What is God’s Law? / Why do people take some verses/commands literally (homosexuality, divorce) and others not (shrimp, multiple-fabric clothing)?

There are two main facets to talking about these questions, laws in the Old Testament and laws in the New Testament. In the Old Testament, “the Law” consists of the commands by God through Moses which became a covenant relationship (agreement for living) between God and God’s chosen people, the people of Israel. It consists of 613 commands. They include commands against homosexual activity, incest, rape, as well as commands against eating certain animals like shellfish (shrimp included) and wearing clothing woven with two different kinds of fabric. The Law also lays out temple rituals, festivals, how and why to do these things, etc. It advocates for the care of the poor, the widow, and the foreigner. It forbids charging with interest and it advocates forgiving all debts after 7 years. Most notably for the Christian, the Law includes the 10 Commandments, which serve as a summation or at least an intro to the Law, namely know that God is God and don’t be a jerk to each other.

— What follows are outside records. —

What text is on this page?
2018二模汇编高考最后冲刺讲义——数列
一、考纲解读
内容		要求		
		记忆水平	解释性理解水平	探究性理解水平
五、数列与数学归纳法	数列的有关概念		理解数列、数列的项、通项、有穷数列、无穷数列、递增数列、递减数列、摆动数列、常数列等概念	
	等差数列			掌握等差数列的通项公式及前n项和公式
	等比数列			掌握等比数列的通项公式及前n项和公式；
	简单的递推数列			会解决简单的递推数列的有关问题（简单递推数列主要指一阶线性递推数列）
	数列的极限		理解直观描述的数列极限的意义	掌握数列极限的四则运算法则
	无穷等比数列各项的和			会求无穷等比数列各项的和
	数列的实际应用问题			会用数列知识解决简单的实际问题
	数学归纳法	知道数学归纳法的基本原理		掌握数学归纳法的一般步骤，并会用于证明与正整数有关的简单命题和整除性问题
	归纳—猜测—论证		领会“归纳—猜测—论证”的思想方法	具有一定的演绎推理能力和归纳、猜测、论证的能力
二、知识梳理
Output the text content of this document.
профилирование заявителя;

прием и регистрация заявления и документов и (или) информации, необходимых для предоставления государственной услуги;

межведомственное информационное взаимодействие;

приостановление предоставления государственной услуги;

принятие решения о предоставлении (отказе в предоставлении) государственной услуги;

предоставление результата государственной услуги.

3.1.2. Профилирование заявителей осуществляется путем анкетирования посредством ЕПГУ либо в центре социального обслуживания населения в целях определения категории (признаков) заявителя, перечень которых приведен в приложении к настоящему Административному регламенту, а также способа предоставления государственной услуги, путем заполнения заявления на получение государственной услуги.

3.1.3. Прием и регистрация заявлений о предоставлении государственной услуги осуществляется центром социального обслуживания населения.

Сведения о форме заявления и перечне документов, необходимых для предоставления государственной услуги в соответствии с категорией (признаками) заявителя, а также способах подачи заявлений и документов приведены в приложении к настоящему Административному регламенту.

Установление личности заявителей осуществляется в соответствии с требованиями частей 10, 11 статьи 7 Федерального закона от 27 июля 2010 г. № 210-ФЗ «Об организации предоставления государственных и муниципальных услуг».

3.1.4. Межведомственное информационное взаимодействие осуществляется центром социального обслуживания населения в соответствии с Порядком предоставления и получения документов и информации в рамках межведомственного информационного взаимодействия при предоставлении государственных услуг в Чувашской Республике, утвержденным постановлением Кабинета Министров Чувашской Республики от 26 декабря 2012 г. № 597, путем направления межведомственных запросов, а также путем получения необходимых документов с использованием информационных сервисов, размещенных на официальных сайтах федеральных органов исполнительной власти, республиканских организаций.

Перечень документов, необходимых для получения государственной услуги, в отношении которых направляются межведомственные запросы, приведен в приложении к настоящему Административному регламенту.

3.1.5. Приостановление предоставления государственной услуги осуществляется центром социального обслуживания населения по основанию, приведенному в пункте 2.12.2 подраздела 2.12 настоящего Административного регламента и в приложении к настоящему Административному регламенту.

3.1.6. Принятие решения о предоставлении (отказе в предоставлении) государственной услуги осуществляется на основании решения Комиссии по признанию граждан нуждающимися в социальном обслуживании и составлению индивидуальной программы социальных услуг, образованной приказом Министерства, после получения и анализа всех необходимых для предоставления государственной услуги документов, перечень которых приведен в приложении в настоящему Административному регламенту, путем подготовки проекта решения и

When people point to Old Testament Law as proof that we are doing something wrong or that we are violating God’s Law, there are two responses. First off, for the one wagging their finger, they must understand that to advocate any aspect of the Law is to bind themselves to the entire Law. Therefore, if they want to argue in favor of any Old Testament Law, they themselves ought to be righteous to uphold for themselves the entire Law (i.e. You can’t condemn fornication while eating all-you-can-eat crab legs at Red Lobster. You are in equal violation of the Law.) This is especially professed by Paul, a self-proclaimed “Pharisee of Pharisees” before knowing Christ Jesus. In Galatians, Paul literally says this as he talks about the difference between the old covenant of the Law through Moses and the new covenant through Christ on the cross. (Galatians 5:5-6 but really all of Galatians and much of Paul’s writing).

Which brings us to the 2nd response of arguing from the Old Testament, Jesus has fulfilled the Law and we are now bound to the New Testament Law of Christ. The Law of Christ is tricky! The Law of Christ can be summed up like this, you are freed from the burden of the Law and are free to simply love one another but don’t abuse that freedom or use it in such a way that others will misunderstand or ignore the Gospel of Jesus Christ. In Paul’s day, the hot button issue in at least Corinth (according to 1st Corinthians) was eating meat sacrificed to idols (1 Cor 8). Paul, freed from the Law which forbid eating meat sacrificed to idols, was now able to eat it because of Jesus’ fulfilling the Law through the cross. Paul was able to eat the meat, but if he did this in the presence of someone who would see Paul do that and think Jesus’s sacrifice meant nothing or that since Paul was eating this meat that Paul accepts whatever god it was sacrificed to, Paul’s freedom is causing someone to not hear the truth of Christ, the opposite of spreading the Gospel. So, the Law of Christ becomes trickier.

That’s probably a good stopping point for this one. It’s a complicated issue, as you probably know from all the varying Christian denominations out there. There is plenty more that could be said, and I’m always willing to continue the conversation with you.